Inner Party System, although based in the U.S., was the perfect start to the night, playing some crazy electronic based indie music, but by no means selling themselves short by doing it all on a computer. Aligned with an array of instruments, from a drum, to a synth, to even things I didn't recognized, Inner Party System are just a band you can not help but dance to. Not only to the entertain the ears, but the eyes also. Inner Party System have become well known for their fascinating light shows during their performances. My only regret is that they were on so early, the crowd wasn't quite warmed up enough to rave out like this band deserves.
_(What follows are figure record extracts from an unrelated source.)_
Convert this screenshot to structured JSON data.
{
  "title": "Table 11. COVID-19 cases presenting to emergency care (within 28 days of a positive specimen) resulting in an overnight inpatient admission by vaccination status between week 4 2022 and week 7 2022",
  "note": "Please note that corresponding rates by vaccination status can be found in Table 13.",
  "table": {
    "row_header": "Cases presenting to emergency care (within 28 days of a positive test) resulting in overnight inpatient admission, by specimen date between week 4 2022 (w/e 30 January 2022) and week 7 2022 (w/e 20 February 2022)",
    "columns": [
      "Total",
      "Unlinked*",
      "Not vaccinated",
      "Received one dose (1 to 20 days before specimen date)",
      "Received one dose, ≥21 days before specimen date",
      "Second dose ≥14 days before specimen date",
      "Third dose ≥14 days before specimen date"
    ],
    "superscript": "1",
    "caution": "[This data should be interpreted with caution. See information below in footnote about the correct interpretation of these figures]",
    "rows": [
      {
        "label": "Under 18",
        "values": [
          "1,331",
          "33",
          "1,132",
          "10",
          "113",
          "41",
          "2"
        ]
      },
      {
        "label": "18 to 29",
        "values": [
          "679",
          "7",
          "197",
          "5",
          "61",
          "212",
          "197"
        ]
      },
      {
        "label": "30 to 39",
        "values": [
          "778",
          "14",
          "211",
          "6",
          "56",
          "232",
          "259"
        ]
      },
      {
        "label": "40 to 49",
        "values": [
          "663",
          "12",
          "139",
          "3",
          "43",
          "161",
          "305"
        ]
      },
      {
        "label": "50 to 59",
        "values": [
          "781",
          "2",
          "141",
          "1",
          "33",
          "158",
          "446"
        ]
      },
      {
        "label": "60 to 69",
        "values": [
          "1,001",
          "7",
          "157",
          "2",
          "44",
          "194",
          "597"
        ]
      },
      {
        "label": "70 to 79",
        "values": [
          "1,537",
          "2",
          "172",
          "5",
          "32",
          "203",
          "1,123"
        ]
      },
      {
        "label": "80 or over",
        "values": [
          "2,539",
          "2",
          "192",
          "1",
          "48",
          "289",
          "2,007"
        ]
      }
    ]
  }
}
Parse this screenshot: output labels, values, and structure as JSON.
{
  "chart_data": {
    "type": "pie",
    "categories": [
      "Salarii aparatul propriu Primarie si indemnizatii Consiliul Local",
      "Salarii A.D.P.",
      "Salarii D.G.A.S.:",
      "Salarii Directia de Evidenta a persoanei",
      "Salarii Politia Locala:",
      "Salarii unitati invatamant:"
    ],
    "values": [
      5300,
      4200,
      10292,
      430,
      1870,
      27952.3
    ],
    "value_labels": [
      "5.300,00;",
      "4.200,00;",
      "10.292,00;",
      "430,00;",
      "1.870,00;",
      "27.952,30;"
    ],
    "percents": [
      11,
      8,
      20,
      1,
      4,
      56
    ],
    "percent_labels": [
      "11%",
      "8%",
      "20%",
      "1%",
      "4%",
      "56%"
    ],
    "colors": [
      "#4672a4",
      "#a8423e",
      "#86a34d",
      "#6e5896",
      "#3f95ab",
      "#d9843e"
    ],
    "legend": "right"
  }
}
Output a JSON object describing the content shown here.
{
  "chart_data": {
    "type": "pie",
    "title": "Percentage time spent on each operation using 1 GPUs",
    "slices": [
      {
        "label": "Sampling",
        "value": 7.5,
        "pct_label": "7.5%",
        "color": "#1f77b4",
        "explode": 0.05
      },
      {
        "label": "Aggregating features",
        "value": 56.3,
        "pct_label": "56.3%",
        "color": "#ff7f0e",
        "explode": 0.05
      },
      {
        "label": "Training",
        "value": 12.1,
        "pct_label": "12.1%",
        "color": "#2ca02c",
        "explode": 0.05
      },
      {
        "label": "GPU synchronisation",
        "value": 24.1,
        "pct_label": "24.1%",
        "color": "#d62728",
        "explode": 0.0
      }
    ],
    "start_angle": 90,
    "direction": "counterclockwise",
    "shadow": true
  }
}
Does It Offend You, Yeah? came on after Inner Party System and this time the crowd was ready to rock out. The band however, was missing their lead singer because of illness, so the more indie based songs like hit 'Dawn of the Dead' couldn't be performed. Fortuneately, as an electro-indie band, Does It Offend You, Yeah? had plenty of arsenal to put on a great show, including dance rock his 'Rockstars.' By the time Does It Offend You, Yeah? left the stage, I was hot, sweaty, and still ready to dance.

Luckily headliner Kele of the Bloc Party fame, although still very electronic in some of his material, was a calmer performance than his two predecessors, but still lit up Webster Hall with his energy. He treated his crowd of 'new fans' to his two UK hits 'Tenderoni' and 'Everything You Wanted', a song he says is about regret. The 'old fans' got a treat too with a Bloc Party melody in the middle of his act, and two Bloc Party hits in the encore. His only mistake was wearing a Detroit Pistons shirt in New York City, which he explained in a very a camp voice, "I liked the color."

Although the alcohol was too expensive and the bathrooms were coed and plain out in the open of the venue, Webster Hall provided a great opportunity to enjoy some electro indie rock in an intimate setting that bands of this caliber hardly play. The energy was perfect and the atmosphere elevating.